Il sole sta tramontando. È tarda estate e piove. Fuori si percepisce ancora una leggera frescura. In una stanza poco arredata, c’è un ragazzo, che siede su un cuscino posato a terra. Le luci sono spente. Ha una chitarra tra le mani, un taccuino sulle gambe incrociate. Strimpella due note e appunta, in una penombra ambrata, qualche parola a matita. Gli accordi si confondono con lo scrosciare della pioggia che, entrando dalla finestra aperta, bagna anche il pavimento.
Quando ho iniziato ad ascoltare Il segreto, l’ultimo album di Venerus, ho bussato alla porta di quella camera. Sono entrato e, cercando di essere il più delicato possibile, mi sono accomodato, in silenzio, ad ascoltare le dieci tracce contenute nell’LP. Ed è stato bellissimo.
Se dovessi consigliare il modo più giusto di ascoltare questo lavoro, probabilmente direi di farlo così, a casa. Sì, perché Venerus, con queste tracce ci trasporta nel suo perimetro protetto, nel suo luogo più accogliente. In fondo, Il segreto nasce proprio in un appartamento: il disco si sviluppa nella casa studio del cantautore, a Milano, registrato in presa diretta con la sua band, senza metronomo o post produzione.

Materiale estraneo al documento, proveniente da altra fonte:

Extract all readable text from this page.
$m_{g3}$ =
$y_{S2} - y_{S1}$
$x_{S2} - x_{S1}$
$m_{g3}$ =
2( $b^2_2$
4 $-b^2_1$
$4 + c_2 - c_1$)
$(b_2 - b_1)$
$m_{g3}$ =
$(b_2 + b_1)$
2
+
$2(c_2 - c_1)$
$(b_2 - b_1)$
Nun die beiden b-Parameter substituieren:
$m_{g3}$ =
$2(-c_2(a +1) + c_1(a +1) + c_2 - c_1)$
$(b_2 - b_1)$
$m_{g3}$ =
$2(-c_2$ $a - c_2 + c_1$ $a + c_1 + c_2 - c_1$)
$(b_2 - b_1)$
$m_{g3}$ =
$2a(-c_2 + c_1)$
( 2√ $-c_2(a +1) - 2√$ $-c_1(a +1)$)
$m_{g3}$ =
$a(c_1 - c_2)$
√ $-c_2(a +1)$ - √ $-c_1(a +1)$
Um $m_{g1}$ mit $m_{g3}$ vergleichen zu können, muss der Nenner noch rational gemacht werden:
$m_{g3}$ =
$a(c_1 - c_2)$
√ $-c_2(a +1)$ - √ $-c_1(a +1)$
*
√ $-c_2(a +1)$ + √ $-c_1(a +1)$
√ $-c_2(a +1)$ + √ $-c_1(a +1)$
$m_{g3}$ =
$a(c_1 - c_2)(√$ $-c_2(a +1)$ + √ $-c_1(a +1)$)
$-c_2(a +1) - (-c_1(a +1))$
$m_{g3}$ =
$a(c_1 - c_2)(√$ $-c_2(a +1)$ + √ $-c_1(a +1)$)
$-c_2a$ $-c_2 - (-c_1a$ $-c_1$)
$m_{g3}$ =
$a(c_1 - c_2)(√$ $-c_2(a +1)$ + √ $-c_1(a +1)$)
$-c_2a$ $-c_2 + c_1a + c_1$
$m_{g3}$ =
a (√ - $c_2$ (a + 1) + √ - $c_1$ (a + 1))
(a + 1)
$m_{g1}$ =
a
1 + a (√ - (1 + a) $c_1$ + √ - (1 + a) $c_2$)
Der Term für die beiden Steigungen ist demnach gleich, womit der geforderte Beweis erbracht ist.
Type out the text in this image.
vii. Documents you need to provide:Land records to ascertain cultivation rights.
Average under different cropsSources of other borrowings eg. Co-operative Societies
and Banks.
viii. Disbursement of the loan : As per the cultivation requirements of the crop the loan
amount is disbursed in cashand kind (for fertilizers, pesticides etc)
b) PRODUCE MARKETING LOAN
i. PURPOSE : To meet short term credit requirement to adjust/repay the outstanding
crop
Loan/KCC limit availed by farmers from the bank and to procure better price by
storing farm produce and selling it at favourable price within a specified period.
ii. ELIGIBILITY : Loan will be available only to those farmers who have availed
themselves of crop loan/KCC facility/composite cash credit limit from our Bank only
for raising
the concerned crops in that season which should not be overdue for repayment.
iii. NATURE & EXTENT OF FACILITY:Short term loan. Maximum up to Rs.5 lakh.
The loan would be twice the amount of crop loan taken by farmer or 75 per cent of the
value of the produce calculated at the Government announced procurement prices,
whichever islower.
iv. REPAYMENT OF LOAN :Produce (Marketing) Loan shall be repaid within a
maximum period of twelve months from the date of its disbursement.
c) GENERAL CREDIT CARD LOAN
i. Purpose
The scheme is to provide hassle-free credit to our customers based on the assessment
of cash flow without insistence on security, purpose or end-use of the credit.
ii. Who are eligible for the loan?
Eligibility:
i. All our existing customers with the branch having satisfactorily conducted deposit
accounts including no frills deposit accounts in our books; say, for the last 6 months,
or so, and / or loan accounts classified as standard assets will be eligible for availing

L’intimità è la chiave per decifrare le canzoni che Venerus ci regala, e così l’ascoltatore si trova faccia a faccia con l’artista, in un dialogo che più che cantato, sembra sussurrato. Il Segreto è un’ode sospirata alla musica suonata, come ci dimostra la stessa Istruzioni, che apre il disco, semplicemente piano e voce. Il testo è il decalogo di azioni necessarie a far sorridere la persona a cui Venerus si rivolge: l’album si apre nel segno di un’emotività essenziale, che scorre lungo tutti brani del lavoro.
E così Venerus ci fa accomodare e ci fa leggere quello che pazientemente ha scritto sul suo taccuino, ossia 32 minuti di relazioni umane. Nonostante l’amore sembri il tema dominante di tutta l’opera, dietro il sentimento in senso stretto, si cela il racconto di rapporti tra persone, spesso intensi, spesso difficili; certe volte così complessi da sembrare indecifrabili, altre sono semplicemente inventati: e così Non imparo mai è il racconto di un viaggio in taxi, trascorso a rimestare rimpianti verso una destinazione indeterminata; Sola è il primo piano su una ragazza, attraversata dalle sensazione che prova durante una festa, in armonia con sé stessa e il cosmo; Fantasia scandaglia il contatto con una natura autentica, tra percussioni e chitarre acustiche.
Insomma, il Segreto è una collezione dolcissima di attimi autentici, di scambi con un’umanità resa dannatamente reale dalle sensazioni. Gli accordi, le voci, le melodie, i controcanti: tutto sembra suonato davanti all’ascoltatore nell’attimo stesso in cui schiaccia il tasto play, come se prima di quell’istante quella musica non esistesse.
Ad amplificare la semplicità infantile di questi racconti ci sono dei rumori esterni, che sembrano rimasti impigliati nel disco durante la sua creazione, ma che confluiscono nel lavoro finale in modo da dargli tridimensionalità. Durante l’ascolto dei brani si sente, ora tra una strofa e un’altra, ora in un’outro o in un’intro, prima di un ritornello di un bridge, si sente un rumore di passi, il suo di un pullman, voci di persone, un chiacchiericcio indistinto: schegge di vita vera incastrate nelle canzoni.
Tra queste “interferenze” ce n’è una che forse più di altre merita di essere ricordata. Prima che il tuo cane, la quinta traccia dell’album, inizi, si sente un pubblico che applaude e urla, come se la canzone stesse per essere suonata ad un concerto. Il tuo cane racconta una storia d’amore di una tenerezza disarmante: il cantautore desidera reincarnarsi nel cane della persona a cui canta, per accompagnarla nella sua quotidianità più semplice, farle da cuscino mentre dorme, restarle accanto mentre siede, ascoltare ogni suo rumore.
In questo brano si condensano i temi dell’intero disco. Il vocabolario di Venerus è scarno, essenziale, autentico. In un mondo di ampollosi preziosismi Il Segreto ci regale intima semplicità; lì dove sentiamo sempre più il bisogno di ostentazione, Venerus risponde aprendosi la porta della sua personale dimensione; nella dimensione delle Intelligenze Artificiali e della Musica Senza Musicisti, il cantautore ci restituisce l’inconfondibile concretezza di uno strumento suonato da una mano emozionata. E lo fa lì, nel calore di casa sua, dove molte cose non vanno spiegate, perché sono semplicemente così.
Forse qui risiede la bellezza di questo disco. Caro Venerus, custodisci con amore il tuo segreto.